At the same time, this initial test evaluated whether prompting people to think actively about karma changed their willingness to share a hypothetical pool of 100 dollars. Participants read randomized prompts that either asked them to write about karmic forces or contained neutral instructions.

People who were instructed to frame their decisions around karma were generally more willing to share the money with a struggling stranger or a local religious group. This dual finding highlighted a distinct tension in human behavior. Karma seemed to justify wide societal inequality while simultaneously encouraging individual charitable giving.

To untangle this contradiction, the team designed a second experiment. They asked participants to split hypothetical bonus money with different types of struggling strangers.

The researchers manipulated the primary reasons for the recipient’s financial need in the hypothetical profiles. Some recipients caused their own problems through poor work habits or irresponsible personal behavior.

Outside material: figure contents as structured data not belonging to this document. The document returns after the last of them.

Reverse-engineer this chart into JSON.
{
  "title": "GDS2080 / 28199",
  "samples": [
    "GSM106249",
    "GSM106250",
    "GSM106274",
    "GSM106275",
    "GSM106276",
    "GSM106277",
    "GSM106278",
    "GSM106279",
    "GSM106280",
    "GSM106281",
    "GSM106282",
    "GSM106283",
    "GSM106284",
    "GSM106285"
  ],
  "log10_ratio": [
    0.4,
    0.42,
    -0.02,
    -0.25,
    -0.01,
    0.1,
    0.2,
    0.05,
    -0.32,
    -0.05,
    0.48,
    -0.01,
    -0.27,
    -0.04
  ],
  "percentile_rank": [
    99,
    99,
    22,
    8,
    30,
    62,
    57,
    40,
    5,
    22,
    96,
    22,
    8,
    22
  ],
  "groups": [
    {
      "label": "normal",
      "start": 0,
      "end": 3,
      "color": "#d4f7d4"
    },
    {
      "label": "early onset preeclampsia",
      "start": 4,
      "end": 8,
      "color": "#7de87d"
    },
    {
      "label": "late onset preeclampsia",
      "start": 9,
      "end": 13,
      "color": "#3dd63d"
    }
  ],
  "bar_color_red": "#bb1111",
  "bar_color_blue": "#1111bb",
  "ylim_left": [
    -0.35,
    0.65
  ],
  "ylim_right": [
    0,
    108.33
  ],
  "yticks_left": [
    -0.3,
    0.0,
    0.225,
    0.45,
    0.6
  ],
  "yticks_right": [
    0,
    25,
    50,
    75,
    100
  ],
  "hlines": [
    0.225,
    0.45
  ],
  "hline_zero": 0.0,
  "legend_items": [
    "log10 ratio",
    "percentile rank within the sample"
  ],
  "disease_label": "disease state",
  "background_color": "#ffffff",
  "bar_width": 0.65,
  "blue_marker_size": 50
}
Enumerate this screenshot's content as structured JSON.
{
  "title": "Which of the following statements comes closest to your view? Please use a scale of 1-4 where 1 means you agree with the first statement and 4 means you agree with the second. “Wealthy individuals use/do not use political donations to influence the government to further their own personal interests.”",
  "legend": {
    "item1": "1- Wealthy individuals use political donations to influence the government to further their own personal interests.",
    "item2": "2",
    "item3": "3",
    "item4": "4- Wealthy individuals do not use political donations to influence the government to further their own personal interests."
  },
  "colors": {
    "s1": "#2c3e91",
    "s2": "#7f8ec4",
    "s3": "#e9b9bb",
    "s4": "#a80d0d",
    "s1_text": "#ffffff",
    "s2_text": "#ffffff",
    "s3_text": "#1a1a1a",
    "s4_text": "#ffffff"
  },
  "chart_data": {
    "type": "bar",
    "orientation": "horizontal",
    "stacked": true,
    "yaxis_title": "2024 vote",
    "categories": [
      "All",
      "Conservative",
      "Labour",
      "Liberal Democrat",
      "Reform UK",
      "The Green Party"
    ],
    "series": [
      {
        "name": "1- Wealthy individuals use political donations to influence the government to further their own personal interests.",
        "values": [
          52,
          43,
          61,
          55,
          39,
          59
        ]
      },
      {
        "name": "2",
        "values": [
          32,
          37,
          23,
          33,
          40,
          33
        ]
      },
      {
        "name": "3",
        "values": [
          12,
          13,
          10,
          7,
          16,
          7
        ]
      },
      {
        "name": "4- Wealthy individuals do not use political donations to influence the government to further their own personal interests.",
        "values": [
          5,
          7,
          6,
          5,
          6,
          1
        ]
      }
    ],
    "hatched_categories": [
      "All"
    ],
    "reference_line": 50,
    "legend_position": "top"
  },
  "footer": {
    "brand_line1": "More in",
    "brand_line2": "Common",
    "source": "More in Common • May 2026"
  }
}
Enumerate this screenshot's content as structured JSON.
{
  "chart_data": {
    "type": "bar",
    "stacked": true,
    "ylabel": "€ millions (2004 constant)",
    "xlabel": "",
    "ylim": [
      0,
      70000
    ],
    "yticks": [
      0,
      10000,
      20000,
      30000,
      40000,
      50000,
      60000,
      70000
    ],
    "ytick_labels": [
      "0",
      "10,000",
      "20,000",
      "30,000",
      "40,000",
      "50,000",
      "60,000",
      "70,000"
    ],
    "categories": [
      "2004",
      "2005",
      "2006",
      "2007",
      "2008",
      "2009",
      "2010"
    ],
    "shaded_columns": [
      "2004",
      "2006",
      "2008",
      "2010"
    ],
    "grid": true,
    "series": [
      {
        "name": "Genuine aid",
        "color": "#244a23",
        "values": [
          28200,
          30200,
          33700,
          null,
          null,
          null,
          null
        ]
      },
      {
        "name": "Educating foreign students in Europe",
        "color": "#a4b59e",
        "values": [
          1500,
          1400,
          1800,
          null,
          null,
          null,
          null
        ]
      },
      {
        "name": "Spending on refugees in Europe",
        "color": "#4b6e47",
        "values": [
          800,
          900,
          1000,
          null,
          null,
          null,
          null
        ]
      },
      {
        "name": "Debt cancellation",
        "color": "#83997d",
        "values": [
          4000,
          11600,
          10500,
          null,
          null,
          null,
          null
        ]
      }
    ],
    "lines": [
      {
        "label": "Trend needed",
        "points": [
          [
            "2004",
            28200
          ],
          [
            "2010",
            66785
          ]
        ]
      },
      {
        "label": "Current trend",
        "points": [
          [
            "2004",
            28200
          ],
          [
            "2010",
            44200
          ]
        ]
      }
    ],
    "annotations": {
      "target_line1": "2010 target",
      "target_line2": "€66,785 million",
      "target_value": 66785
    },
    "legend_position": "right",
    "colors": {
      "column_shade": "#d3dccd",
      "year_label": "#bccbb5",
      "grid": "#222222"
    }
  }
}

This condition represented a situation where the person was personally at fault for their current circumstances.

Other recipients lost their jobs because of unpredictable company layoffs or sudden acute illnesses. This condition represented external factors completely outside the targeted person’s control. A third group of profiles featured control recipients who were not experiencing any acute financial trouble.

Participants completed initial rounds of giving decisions to form a baseline. Then, before making a second round of decisions, participants received specific instructions to base their next choices explicitly on the law of karma.

The results showed that participants across all three countries naturally preferred to give more money to people whose problems were caused by external forces. They felt these specific individuals were highly deserving of assistance.

Thinking actively about karma amplified this specific preference. The mental reminder to consider karma increased generosity specifically toward the blameless recipients. It did not elevate giving to people who caused their own financial problems.

After the money division task, participants reported their personal logic for how they distributed the cash. They indicated that they expected to earn the most karmic merit by giving to someone who suffered through no fault of their own. Giving to someone who was personally responsible for their misfortune offered less perceived spiritual reward.

The third experiment verified this setup by introducing real monetary stakes. Participants knew a lottery system would actually pay out cash bonuses based on the allocation choices they made during the survey. This helped ensure that respondents were taking the exercise seriously rather than simply acting out a thought experiment.

The researchers also split the experimental karma instructions into two distinct angles. Some participants were asked to think intensely about how their own personal actions affect their cosmic future. Others were told to consider how other people’s current situations are the direct result of their past behavior.

The findings mirrored the second experiment. In both experimental conditions, thinking about karma primarily increased monetary giving to people who were blameless victims of external circumstances. Generosity remained relatively flat for those who caused their own hardship. Even when specifically prompted to judge the past actions of others, participants still prioritized helping individuals broken by forces outside their control.

While the studies span three distinct cultures, the researchers acknowledge that the effect of simply thinking about karma on overall generosity was relatively modest. The experimental framing shifted monetary giving slightly, but regular social judgments about a recipient’s actual immediate need and basic deservingness remained the primary drivers of behavior.

The researchers also note that their specific scenarios only explored financial hardship tied to employment or everyday health troubles. Future investigations could examine whether karmic beliefs operate differently when natural disasters, devastating accidents, or other sudden crises cause the suffering.

Ultimately, the investigators conclude that belief in karma does not universally encourage strict victim blaming or blind charitable giving. Instead, the concept adapts to natural human biases regarding fairness. It motivates helping behavior when giving is viewed as socially righteous, offering believers a culturally endorsed pathway to secure their own prosperous future.

The study, “How Karma Harms and Helps Generosity Toward Those in Need,” was authored by Cindel J. M. White and Aiyana K. Willard.